Blockchains are perhaps one of the most difficult concepts to grasp when it comes to cryptocurrencies. Once you wrap your head around the concept of blockchains, you learn that they come in many forms. All of them are programmed for different purposes in support of different digital assets and technologies. So let’s take a quick look at some of the other blockchains.
You may already be familiar with the Bitcoin blockchain. It was the first cryptocurrency on the scene and it’s blockchain is arguably the simplest of them all. That blockchain is simply a ledger containing all of the transactions that have been agreed upon by the majority of nodes collectively administering the blockchain. It is decentralized, it allows for anonymity, and it value is derived from its popularity which makes it democratic in theory. However, it does have some disadvantages. It is slow. A transaction on the Bitcoin blockchain takes at least 15 minutes to register. Its anonymity has been used by hackers. The recent ransomware attacks reported in the media have usually involved Bitcoin payments.
Ethereum and Ether, its token, were primary invented by Vitalik Buterin in response to the shortcomings of Bitcoin. Buterin thought that Bitcoin needed a scripting language to provide for programmed transactions called smart contracts. Smart contracts run exactly as programmed and don’t require third-party oversight. They are extremely fast. A typical Ethereum transaction takes only 10 seconds. Ethereum is the platform that generates the Blockchain that tracks Ether, or “gas,” which is used to compensate nodes for their computational work – mining.

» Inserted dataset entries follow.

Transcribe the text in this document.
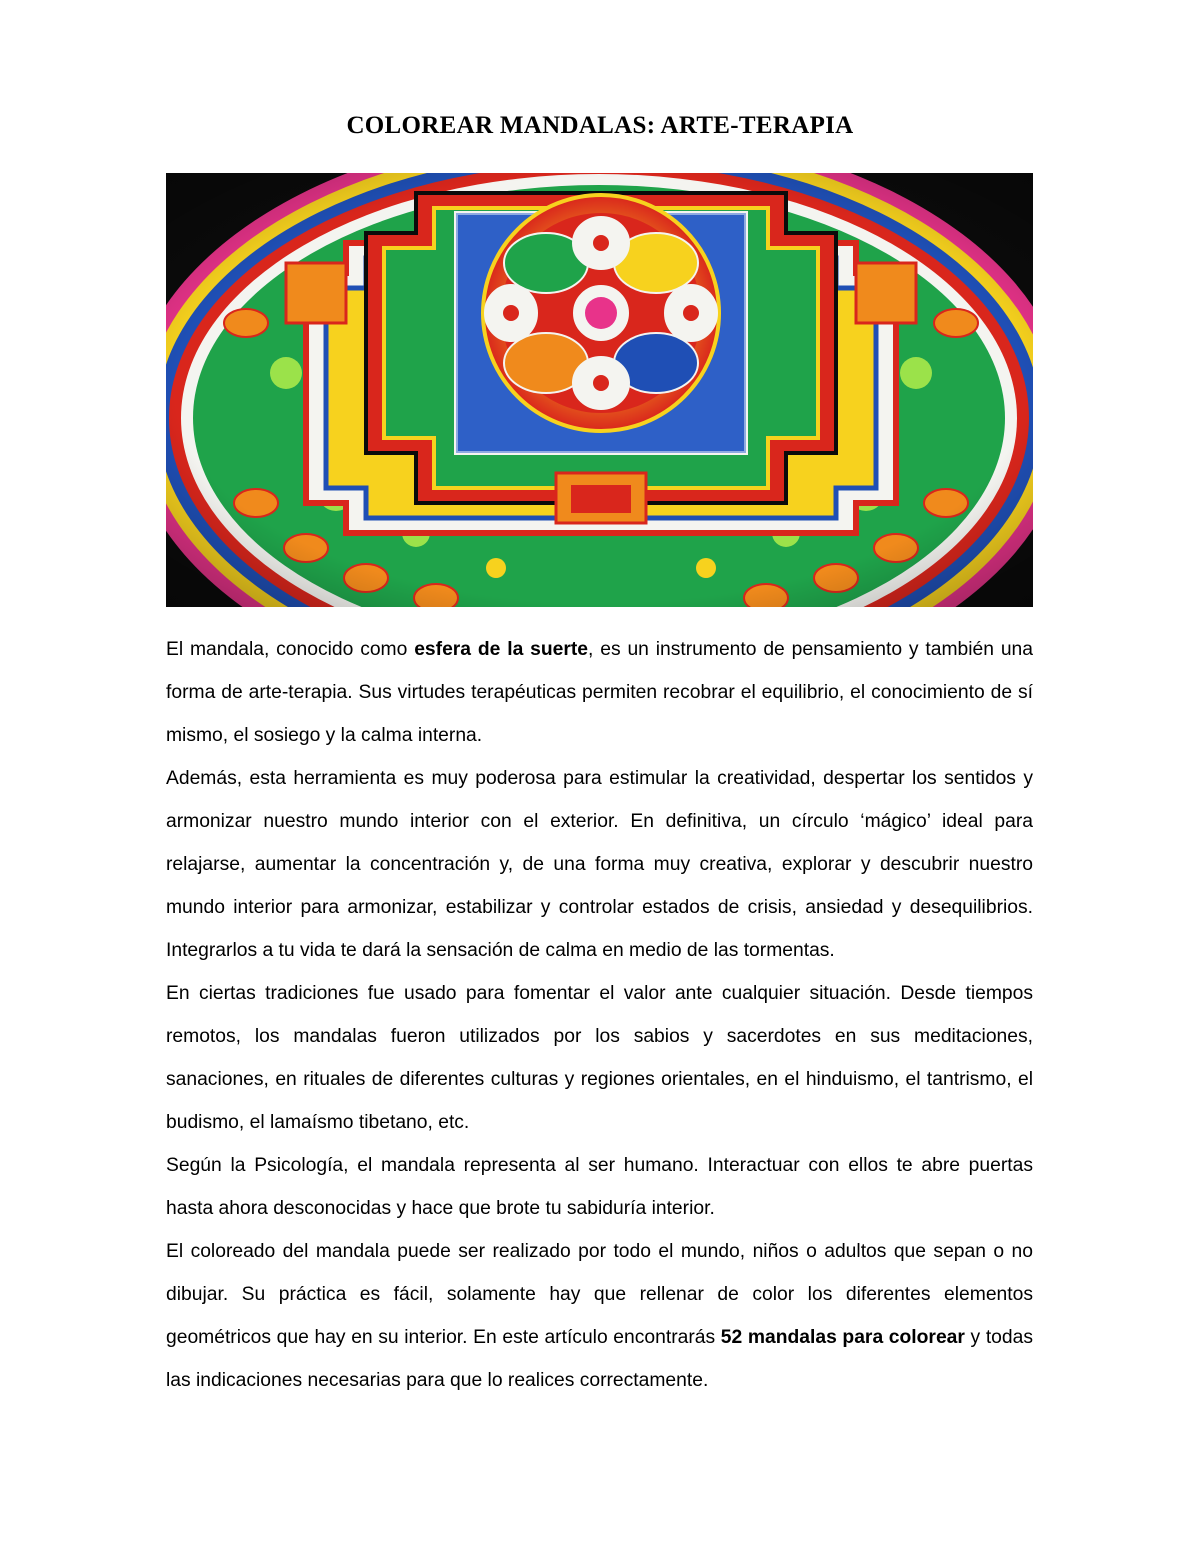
COLOREAR MANDALAS: ARTE-TERAPIA

El mandala, conocido como esfera de la suerte, es un instrumento de pensamiento y también una forma de arte-terapia. Sus virtudes terapéuticas permiten recobrar el equilibrio, el conocimiento de sí mismo, el sosiego y la calma interna.

Además, esta herramienta es muy poderosa para estimular la creatividad, despertar los sentidos y armonizar nuestro mundo interior con el exterior. En definitiva, un círculo ‘mágico’ ideal para relajarse, aumentar la concentración y, de una forma muy creativa, explorar y descubrir nuestro mundo interior para armonizar, estabilizar y controlar estados de crisis, ansiedad y desequilibrios. Integrarlos a tu vida te dará la sensación de calma en medio de las tormentas.

En ciertas tradiciones fue usado para fomentar el valor ante cualquier situación. Desde tiempos remotos, los mandalas fueron utilizados por los sabios y sacerdotes en sus meditaciones, sanaciones, en rituales de diferentes culturas y regiones orientales, en el hinduismo, el tantrismo, el budismo, el lamaísmo tibetano, etc.

Según la Psicología, el mandala representa al ser humano. Interactuar con ellos te abre puertas hasta ahora desconocidas y hace que brote tu sabiduría interior.

El coloreado del mandala puede ser realizado por todo el mundo, niños o adultos que sepan o no dibujar. Su práctica es fácil, solamente hay que rellenar de color los diferentes elementos geométricos que hay en su interior. En este artículo encontrarás 52 mandalas para colorear y todas las indicaciones necesarias para que lo realices correctamente.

As you learn about cryptocurrencies, you’ll find that many are actually derived from other currencies. Usually this occurs to address specific shortcomings of the original crypto. Litecoin is a spinoff of Bitcoin. Litecoin is nearly identical to Bitcoin. It’s blockchain operates in basically the same way as Bitcoin. But its proof of work algorithm is programmed in a different way. It boasts a much faster transaction speed – 2 and a half minutes versus 15-30 minutes for Bitcoin. Its main disadvantage is its total anonymity as it has been used for nefarious purposes on the dark web.
Sia is a decentralized data storage platform. It has a blockchain that records transactions in Siacoins. It was originally conceived of as a way to utilize the world’s unused storage to host file storage. The rents paid for storage generates the Siacoin and anyone can allocate any amount of storage space for rent. The more space you offer, the more coins you can make. Space providers use competitive pricing to attract renters, so it offers cheap storage solutions. Its blockchain creates the storage marketplace and tracks Siacoin transactions. The main disadvantage is that it is not very user-friendly for non-technical people. But it is a promising platform and once it becomes more widely accepted, there’s every reason to believe it will become easier to set up and use.
Zcash is all about anonymity. Users can opt to make transactions transparent like Bitcoin, or they can be shielded. Because of this, the developer has had to go on record stating that Zcash was not designed to “facilitate illegal activity.” It’s blockchain is effectively the same as that of Bitcoin. All transactions are posted to a public blockchain. Users’ personal information is kept completely confidential. But it allows for completely private transactions. In fact, users can select which information can be shared, say for auditing purposes. This anonymity allows for flexibility and effectiveness. The main downside to Zcash is – as you may have guessed – the legal issues surrounding the high level of anonymity.
Of course, this is just a brief primer on some of the blockchain currencies that are out there. There are currently around 2,000 cryptocurrencies, each of them with their own blockchain core. That’s far too many to get into here. Feel free to research for yourself and learn about all the upcoming cryptos and the blockchain it supports.